Objectives of Programme's Learning Outcomes

• Imagine, implement and operate systems/solutions/software to address a complex problem in the field of electrical engineering as a source of information by integrating needs, contexts and issues (technical, economic, societal, ethical and environmental).
• Based on modelling and experimentation, design one or more systems/solutions/software addressing the problem raised; evaluate them in light of various parameters of the specifications.
• Implement a chosen system/solution/software in the form of a drawing, a schema, a flowchart, an algorithm, a plan, a model, a prototype, software and/or digital model.
• Mobilise a structured set of scientific knowledge and skills and specialised techniques in order to carry out electrical engineering missions, using their expertise and adaptability.
• Master and appropriately mobilise knowledge, models, methods and techniques specific to electrical engineering.
• Analyse and model a problem by critically selecting theories and methodological approaches (modelling, calculations), and taking into account multidisciplinary aspects.
• Identify and discuss possible applications of new and emerging technologies in the field of electrical engineering.
• Plan, manage and lead projects in view of their objectives, resources and constraints, ensuring the quality of activities and deliverables.
• Assess the approach and achievements, regulate them in view of the observations and feedback received.
• Respect deadlines and timescales
• Work effectively in teams, develop leadership, and make decisions in multidisciplinary, multicultural and international contexts.
• Make decisions, individually or collectively, taking into account the parameters involved (human, technical, economic, societal, ethical and environmental).
• Communicate and exchange information in a structured way - orally, graphically and in writing, in French and in one or more other languages - scientifically, culturally, technically and interpersonally, by adapting to the intended purpose and the relevant public.
• Argue to and persuade collaborators, clients, teachers and boards, both orally and in writing.
• Select and use the written and oral communication methods and materials adapted to the intended purpose and the relevant public.
• Master technical English in the field of electrical engineering.
• Adopt a professional and responsible approach, showing an open and critical mind in an independent professional development process.
• Exploit the different means available in order to inform and train independently.
• Contribute by researching the innovative solution of a problem in engineering sciences.
• Collect and analyse data rigorously.
• Communicate, in writing and orally, on the approach and its results in highlighting both the scientific criteria of the research conducted and the theoretical and technical innovation potential, as well as possible non-technical issues.

Learning Outcomes of UE

Students should be able: to understand the advanced models of MOS and bipolar transistors, to understand and design the basic analog blocks: differential amplifiers, output stages in CMOS and bipolar technology, voltage and current references. To assembly basic analog blocks for designing several types of multi-stage amplifiers such as operational amplifiers, to understand the imperfections of operational amplifiers and their impacts in the application circuits, to analyze feedback amplifiers, to analyze the stability and frequency response of amplifiers, to design more complex analog architectures such as switched capacitor filters and DCDC switched converters. To learn how to design analog circuits from the specifications by means of the gm/ID methodology, to acquire notions of analog microelectronics.

Content of UE

Theory-Exercices mode course. Students must be present during the first lecture. Contents: multistage amplifiers with MOS and bipolar transistors; study of some typical circuits with several transistors; frequency response of the amplifiers; noise on electronics devices and their impacts in the amplifier, mismatch, output stages; internal circuits of operational amplifiers; feedback amplifiers : PP, SS, PS, SP, stability and compensation of operational amplifiers; synthesis of operational amplifiers; notions of analog microelectronics, examples of more complex analogue systems: switched capacitor filters,  DCDC switched converters, ADC and DAC converters.

Prior Experience

-I-SEMI-020: Dispositifs et technologies électroniques (BA3) - I-SEMI-001: Electronique fonctionelle (BA3)

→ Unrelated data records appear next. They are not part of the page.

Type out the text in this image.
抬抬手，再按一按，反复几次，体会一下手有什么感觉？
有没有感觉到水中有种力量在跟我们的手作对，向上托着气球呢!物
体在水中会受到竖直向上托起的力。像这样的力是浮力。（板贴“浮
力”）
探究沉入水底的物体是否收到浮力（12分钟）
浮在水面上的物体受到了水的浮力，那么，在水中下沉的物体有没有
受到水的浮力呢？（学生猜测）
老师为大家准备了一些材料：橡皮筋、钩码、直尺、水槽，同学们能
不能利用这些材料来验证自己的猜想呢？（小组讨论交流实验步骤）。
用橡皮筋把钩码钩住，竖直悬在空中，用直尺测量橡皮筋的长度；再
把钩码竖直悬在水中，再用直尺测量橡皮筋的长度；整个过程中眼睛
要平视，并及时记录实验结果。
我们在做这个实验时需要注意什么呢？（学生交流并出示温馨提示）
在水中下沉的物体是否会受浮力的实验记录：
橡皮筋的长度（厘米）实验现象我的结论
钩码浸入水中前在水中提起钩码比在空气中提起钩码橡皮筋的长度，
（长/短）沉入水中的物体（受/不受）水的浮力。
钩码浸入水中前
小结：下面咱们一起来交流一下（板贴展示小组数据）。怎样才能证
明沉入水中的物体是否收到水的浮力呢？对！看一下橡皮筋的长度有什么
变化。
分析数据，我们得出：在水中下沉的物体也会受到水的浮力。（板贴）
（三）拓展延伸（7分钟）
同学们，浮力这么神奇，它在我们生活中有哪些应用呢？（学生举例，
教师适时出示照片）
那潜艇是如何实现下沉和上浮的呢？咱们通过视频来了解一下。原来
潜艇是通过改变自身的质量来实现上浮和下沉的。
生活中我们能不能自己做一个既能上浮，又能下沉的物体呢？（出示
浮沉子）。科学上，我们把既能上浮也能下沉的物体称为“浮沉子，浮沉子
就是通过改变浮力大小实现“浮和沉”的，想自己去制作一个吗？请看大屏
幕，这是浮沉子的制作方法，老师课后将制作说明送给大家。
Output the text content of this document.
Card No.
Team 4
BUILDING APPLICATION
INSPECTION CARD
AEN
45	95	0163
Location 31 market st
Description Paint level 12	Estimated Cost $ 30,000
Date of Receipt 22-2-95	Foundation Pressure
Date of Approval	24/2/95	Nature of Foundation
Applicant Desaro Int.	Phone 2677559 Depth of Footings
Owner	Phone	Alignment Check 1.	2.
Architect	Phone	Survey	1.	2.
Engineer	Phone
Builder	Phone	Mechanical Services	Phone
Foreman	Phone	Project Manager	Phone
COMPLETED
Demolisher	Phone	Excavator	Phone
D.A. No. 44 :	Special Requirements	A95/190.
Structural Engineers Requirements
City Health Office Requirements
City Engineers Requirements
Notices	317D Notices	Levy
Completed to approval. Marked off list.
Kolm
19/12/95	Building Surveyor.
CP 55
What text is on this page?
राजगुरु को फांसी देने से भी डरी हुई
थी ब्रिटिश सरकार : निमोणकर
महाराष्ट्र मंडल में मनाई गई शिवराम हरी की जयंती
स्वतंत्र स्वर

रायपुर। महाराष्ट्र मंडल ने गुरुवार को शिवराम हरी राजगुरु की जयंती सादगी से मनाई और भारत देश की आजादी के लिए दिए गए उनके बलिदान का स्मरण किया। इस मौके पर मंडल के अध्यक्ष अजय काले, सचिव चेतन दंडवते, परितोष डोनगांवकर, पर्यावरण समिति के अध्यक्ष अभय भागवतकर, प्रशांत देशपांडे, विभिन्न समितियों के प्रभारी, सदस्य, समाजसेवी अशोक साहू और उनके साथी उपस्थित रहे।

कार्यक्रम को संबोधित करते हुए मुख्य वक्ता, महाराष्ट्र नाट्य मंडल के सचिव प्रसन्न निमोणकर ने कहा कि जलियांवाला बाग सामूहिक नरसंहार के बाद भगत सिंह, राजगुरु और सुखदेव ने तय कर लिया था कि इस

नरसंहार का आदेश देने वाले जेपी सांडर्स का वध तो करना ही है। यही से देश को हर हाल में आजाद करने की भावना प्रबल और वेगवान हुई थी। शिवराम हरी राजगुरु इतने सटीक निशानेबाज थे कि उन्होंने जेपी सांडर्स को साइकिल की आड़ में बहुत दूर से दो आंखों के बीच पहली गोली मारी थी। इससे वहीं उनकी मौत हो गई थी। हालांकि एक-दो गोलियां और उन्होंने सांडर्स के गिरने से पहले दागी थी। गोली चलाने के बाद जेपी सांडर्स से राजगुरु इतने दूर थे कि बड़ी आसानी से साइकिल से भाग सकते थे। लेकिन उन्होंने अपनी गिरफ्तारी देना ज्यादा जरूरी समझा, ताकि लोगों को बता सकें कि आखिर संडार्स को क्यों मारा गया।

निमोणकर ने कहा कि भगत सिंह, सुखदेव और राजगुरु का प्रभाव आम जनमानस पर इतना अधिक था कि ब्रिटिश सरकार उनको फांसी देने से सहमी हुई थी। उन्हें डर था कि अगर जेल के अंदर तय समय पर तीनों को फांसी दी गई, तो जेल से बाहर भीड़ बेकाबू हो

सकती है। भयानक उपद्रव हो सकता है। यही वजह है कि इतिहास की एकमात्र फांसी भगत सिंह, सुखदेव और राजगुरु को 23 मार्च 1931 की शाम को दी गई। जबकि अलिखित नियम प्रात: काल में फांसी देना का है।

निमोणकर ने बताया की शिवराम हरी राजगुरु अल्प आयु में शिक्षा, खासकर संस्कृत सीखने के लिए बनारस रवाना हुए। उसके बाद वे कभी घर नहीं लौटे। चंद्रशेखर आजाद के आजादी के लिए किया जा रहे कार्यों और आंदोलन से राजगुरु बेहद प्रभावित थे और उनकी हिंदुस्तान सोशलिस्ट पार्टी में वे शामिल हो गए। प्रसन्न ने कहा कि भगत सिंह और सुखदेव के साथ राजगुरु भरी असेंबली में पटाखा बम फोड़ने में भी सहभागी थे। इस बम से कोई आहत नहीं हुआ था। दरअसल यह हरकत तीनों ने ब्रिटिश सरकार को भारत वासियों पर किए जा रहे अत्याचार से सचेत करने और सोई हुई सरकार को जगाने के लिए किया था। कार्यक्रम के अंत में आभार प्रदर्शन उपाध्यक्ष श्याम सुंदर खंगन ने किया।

Type of Assessment for UE in Q1

• Presentation and/or works
• Oral examination
• Practical test
• Graded tests

Q1 UE Assessment Comments

-Practical works quiz, one per lab work (maximum 8 groups composed by 3 students each ), personnel: 20% -Exam of exercises (open book, 3 hours examination), before sesion : 42,5% -Oral examination plus research work presentation (open book), during session : 40%     NOTE: During the session examination, students will have to be available all day to present the oral exam at a maximum of 12 students per day. In order to avoid any kind of speculation, all points will be revealed after the final oral examination during session

Type of Assessment for UE in Q3

• Oral examination
• Graded tests

Q3 UE Assessment Comments

Exercises examination (open book, 2 hours). Weight: 50%.Oral examination (open book, 45 minutes). Weight: 50%.

Type of Resit Assessment for UE in Q1 (BAB1)

• N/A

Q1 UE Resit Assessment Comments (BAB1)

Not applicable